7. Drunken Master II (1994)
Jackie doesn't make me laugh as much as Stephen Chow, nor do his stunts blow me away as much as swiftly choreographed action scenes, but a film that knocked me to the floor on first viewing and every continuous watch is Drunken Master II. Jackie is far too old for the role he's playing, but it's hard to imagine anyone else fitting his shoes in this movie. For me, this is Jackie's peak when it came to over the top action and things began to slowly trickle down for him as the 1990s came to a close.
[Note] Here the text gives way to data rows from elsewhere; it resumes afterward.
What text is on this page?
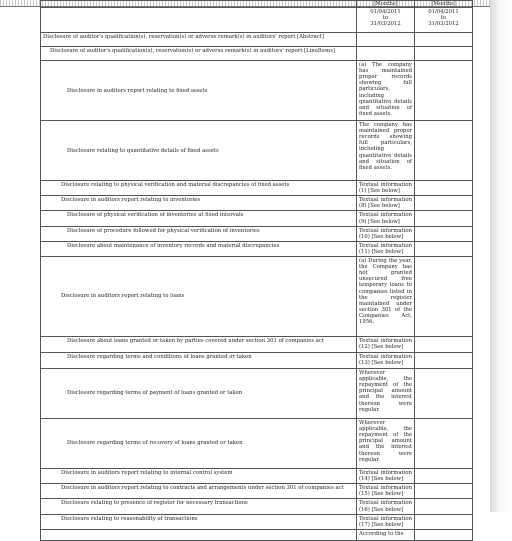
	[Months]	[Months]

	01/04/2011
to
31/03/2012	01/04/2011
to
31/03/2012

Disclosure of auditor's qualification(s), reservation(s) or adverse remark(s) in auditors' report [Abstract]		
Disclosure of auditor's qualification(s), reservation(s) or adverse remark(s) in auditors' report [LineItems]		
Disclosure in auditors report relating to fixed assets	(a) The company has maintained proper records showing full particulars, including quantitative details and situation of fixed assets.	
Disclosure relating to quantitative details of fixed assets	The company has maintained proper records showing full particulars, including quantitative details and situation of fixed assets.	
Disclosure relating to physical verification and material discrepancies of fixed assets	Textual information (1) [See below]	
Disclosure in auditors report relating to inventories	Textual information (8) [See below]	
Disclosure of physical verification of inventories at fixed intervals	Textual information (9) [See below]	
Disclosure of procedure followed for physical verification of inventories	Textual information (10) [See below]	
Disclosure about maintenance of inventory records and material discrepancies	Textual information (11) [See below]	
Disclosure in auditors report relating to loans	(a) During the year, the Company has not granted unsecured free temporary loans to companies listed in the register maintained under section 301 of the Companies Act, 1956.	
Disclosure about loans granted or taken by parties covered under section 301 of companies act	Textual information (12) [See below]	
Disclosure regarding terms and conditions of loans granted or taken	Textual information (13) [See below]	
Disclosure regarding terms of payment of loans granted or taken	Wherever applicable, the repayment of the principal amount and the interest thereon were regular.	
Disclosure regarding terms of recovery of loans granted or taken	Wherever applicable, the repayment of the principal amount and the interest thereon were regular.	
Disclosure in auditors report relating to internal control system	Textual information (14) [See below]	
Disclosure in auditors report relating to contracts and arrangements under section 301 of companies act	Textual information (15) [See below]	
Disclosure relating to presence of register for necessary transactions	Textual information (16) [See below]	
Disclosure relating to reasonability of transactions	Textual information (17) [See below]	
	According to the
But I'll never forget nearly jumping out of my seat after seeing Jackie move from one gorgeously choreographed scene to the next.
8. Chungking Express (1994)
I was late to get into Wong Kar Wai, but I was also lucky enough to see this, his best film, theatrically. It's not exactly a quotable film, but It's one of those movies that make you look at everything again a bit differently after first watching it. I occasionally glance at canned pineapple's expiration dates and always expect to hear Faye Wong when I hear the opening chords of Dream on the radio. I love all of Wong Kar Wai's 90s works, but this favourite is the one I return to the most.
9. Shaolin Soccer (2001)
Believe it or not Stephen Chow gets a lot of flack from some film geeks in my town who claiming him not to be funny or only for people who "think they like martial arts films". I've yet to really find any flack against Chow outside of CJ7 and that Dragonball film he produced, but Shaolin Soccer is one of the funniest films from the last decade. The parodies and physical humor are dead on rightfully blasted the film to a blockbuster status in Hong Kong. It's hard to forget to the individual soccer matches against the unique teams, not to mention the final battle against Team Evil. It's one of the top sports comedies, and might even the best football film ever made.
Also, it's better than Kung Fu Hustle. I'm still willing to fight.
10. Exiled (2006)
Maybe not the most popular action film to come out in the last decade, but certainly one of the best from any country. The story twists and turns in every direction and is really unlike any gangster film from Hong Kong. I want to be around in the film era where films like this aren't being compared to Melville anymore and are made in comparison to Johnnie To. Until I see a copy of The Mission in a way it's meant to be seen, this will be my most representative To film.
Honorable mentions to Comrades, A Chinese Ghost Story, Fallen Angels, Full Contact, God of Cookery, and An Autumn's Tale.